The article "Marriage and tears in the Joseon era" from Jeju Weekly tells us:

" ... most of these marriages were arranged and had little to do with love, but if a man was rich enough he often had a concubine — a woman he chose and often loved much more than his wife. The concubine may have had the husband’s attention but it was the wife who ruled the house."

Other information about the relationship between the wife and the concubine during the Joseon Dynasty from "Women in Korean History" by Lee Bae-yong (Ehwa Womans University Press):

“Conflict between wives and concubines was sometimes so fierce as to invite state intervention. In case a concubine, out of confidence in her man’s love for her, slandered or beat his wife and her children, the husband was punished by the government for failing to maintain order between his women. The concubine also faced punishment commensurate with her crime and in more serious cases, the husband was ordered to stay away from her. On the other hand, wives who abused their husbands' concubines faced relatively milder penalties. It was because their relationship as servant and owner was considered to outweigh one as concubine and wife.”

(Some people have wondered about Ep. 26 where Lee Won-su’s concubine lived in the same compound with Saimdang and her children. During the Joseon Dynasty, the concubine lived in an annex of the family home.)

2. Some people in the online forums criticized Saimdang as being spineless and a doormat when she pleaded with Lee Won-su not to divorce her (Ep. 20 beginning at 46:03 mark). But there are logical, practical, and cultural reasons why Saimdang pleaded with Lee Won-su not to divorce her.

In modern-day divorces in a lot of countries, husbands and wives fight over their properties and custody of the children. But marriage, divorce, and the status of women during the Joseon Dynasty were vastly different.

Although the wife managed the household, she did not have property rights,. Her dowry and inheritance (if any) became part of the husband's property after they got married. When the husband died, the properties went to the male children; the eldest son was obligated to support his mother.

When the husband divorced his wife, the wife was expelled from the household.

If Lee Won-su divorces Saimdang, she will lose her children (unlike today when the wife can be given custody of the children). Can you imagine the tavern lady as the stepmother of Sun, Hyung-ryong, Mae-chang, and little Woo?

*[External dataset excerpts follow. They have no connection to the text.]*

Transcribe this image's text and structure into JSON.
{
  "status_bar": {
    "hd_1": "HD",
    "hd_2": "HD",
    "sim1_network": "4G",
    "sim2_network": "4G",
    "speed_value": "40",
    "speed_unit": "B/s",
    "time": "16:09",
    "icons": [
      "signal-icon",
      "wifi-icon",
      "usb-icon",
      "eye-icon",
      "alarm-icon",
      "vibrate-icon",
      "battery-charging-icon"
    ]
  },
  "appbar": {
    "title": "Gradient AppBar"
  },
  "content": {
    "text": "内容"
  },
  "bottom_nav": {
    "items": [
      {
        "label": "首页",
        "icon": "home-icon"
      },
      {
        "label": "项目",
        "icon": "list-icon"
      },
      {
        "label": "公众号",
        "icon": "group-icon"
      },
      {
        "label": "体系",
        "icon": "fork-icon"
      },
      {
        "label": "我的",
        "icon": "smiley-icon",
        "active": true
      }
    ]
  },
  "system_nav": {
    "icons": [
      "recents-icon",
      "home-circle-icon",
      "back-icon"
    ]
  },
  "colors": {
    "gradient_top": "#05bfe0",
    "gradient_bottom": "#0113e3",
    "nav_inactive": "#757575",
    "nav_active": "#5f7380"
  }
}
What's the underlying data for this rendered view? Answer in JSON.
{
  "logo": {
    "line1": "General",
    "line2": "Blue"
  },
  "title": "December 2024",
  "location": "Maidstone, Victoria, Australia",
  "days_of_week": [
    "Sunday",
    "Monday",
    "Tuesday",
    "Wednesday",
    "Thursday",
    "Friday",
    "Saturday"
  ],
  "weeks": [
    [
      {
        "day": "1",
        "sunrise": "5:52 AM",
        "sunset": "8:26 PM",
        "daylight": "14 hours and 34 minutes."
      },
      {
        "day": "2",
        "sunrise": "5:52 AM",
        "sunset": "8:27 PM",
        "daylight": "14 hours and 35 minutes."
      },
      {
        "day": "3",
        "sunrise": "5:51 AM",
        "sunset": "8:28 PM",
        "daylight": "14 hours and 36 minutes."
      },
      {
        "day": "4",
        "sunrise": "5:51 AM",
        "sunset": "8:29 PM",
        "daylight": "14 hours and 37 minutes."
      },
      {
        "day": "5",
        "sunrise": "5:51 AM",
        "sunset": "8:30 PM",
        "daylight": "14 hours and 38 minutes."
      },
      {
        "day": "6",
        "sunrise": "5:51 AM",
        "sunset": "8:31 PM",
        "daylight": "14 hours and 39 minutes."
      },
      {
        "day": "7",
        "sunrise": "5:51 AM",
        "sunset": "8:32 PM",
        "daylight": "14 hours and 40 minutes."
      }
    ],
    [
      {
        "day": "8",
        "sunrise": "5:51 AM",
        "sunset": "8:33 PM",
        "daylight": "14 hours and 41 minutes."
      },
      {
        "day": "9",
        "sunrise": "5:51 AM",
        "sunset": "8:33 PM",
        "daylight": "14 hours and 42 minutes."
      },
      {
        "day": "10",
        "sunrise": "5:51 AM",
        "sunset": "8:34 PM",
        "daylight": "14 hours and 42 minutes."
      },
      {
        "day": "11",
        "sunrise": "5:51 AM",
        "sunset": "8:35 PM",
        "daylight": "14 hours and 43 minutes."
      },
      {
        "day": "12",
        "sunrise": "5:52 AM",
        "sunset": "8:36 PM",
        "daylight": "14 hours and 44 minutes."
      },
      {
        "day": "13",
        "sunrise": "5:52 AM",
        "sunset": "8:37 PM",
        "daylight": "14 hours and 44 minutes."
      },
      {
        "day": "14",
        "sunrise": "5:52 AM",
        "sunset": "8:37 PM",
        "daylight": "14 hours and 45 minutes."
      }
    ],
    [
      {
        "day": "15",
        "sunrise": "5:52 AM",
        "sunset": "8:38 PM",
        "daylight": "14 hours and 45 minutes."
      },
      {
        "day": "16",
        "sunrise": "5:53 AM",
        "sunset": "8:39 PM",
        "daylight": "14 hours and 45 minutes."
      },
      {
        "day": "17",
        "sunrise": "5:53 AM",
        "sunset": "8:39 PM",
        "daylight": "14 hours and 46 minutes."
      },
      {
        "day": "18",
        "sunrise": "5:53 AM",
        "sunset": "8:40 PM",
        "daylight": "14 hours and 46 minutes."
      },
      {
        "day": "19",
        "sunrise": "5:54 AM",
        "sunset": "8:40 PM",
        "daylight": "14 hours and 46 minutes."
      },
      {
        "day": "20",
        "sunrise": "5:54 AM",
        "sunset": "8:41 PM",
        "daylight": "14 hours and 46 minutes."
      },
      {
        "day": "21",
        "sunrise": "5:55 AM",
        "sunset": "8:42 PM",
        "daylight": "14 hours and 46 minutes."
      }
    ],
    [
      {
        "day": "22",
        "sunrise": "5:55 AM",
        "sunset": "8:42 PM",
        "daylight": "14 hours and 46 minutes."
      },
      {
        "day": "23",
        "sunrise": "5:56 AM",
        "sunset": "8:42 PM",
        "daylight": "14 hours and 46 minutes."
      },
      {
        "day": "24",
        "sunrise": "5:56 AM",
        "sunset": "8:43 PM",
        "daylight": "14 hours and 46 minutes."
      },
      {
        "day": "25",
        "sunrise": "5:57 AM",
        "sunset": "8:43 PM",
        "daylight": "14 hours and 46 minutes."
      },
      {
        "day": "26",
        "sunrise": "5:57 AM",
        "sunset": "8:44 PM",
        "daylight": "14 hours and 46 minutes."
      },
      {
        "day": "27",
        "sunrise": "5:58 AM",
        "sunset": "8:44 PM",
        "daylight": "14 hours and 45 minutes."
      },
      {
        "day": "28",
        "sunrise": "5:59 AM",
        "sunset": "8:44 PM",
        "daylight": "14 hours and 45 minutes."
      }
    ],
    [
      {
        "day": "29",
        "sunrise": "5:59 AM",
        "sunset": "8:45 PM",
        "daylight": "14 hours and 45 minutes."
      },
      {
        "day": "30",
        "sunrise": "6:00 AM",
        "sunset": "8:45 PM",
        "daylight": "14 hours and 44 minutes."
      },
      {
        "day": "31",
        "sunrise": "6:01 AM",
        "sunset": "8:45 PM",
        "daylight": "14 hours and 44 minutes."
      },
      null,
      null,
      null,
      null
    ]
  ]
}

If Lee Won-su divorces Saimdang and then marries his concubine (the tavern lady), she will gain control of Saimdang's paper production office. What will happen now to the drifters (and the poor folks at the soup station) who have been depending on Saimdang? We have already seen in Ep. 19 how the concubine picked a fight with the drifters.

In sum, Saimdang pleaded with Lee Won-su not to divorce her because she wanted to protect her children and the drifters.

3. Some people commented that they got mad and were speechless when Saimdang apologized to Lee Won-su about not being a good wife to him (Ep. 28 SBS version, starting at the 23:40 mark).

I beg to disagree that Saimdang said she was sorry for not being a good wife to Lee Won-su. Rather, she apologized for not loving him as a man.


Here’s the dialogue between Saimdang and Lee Won-su:
Saimdang: “You’ve been through a lot after meeting someone like me. In some ways, I feel bad for you.You were an amazing father for our children. Please don’t ever change in how you love them. Thank you for everything.”

Lee Won-su: (tears start falling and then remembers his question to Saimdang in Ep. 20 on whether she ever loved him as a man)

Saimdang: (as if she could read Lee Won-su’s mind, bows, and can't look directly at him) “I'm very sorry.”
That’s when Lee Won-su’s tears really start falling, realizing that Saimdang has always and will always love Lee Gyeom and no one else.



“Saimdang, Light’s Diary” has previously used this device (two people looking at each other and conversing in their minds, understanding what the other is saying despite no words being actually said). Examples:

Ep. 13 (from 26:13 mark to 26:43): Saimdang and Hwieumdang confront each other, with Hwieumdang realizing that Saimdang now knows that she was the lowborn Seok Soon.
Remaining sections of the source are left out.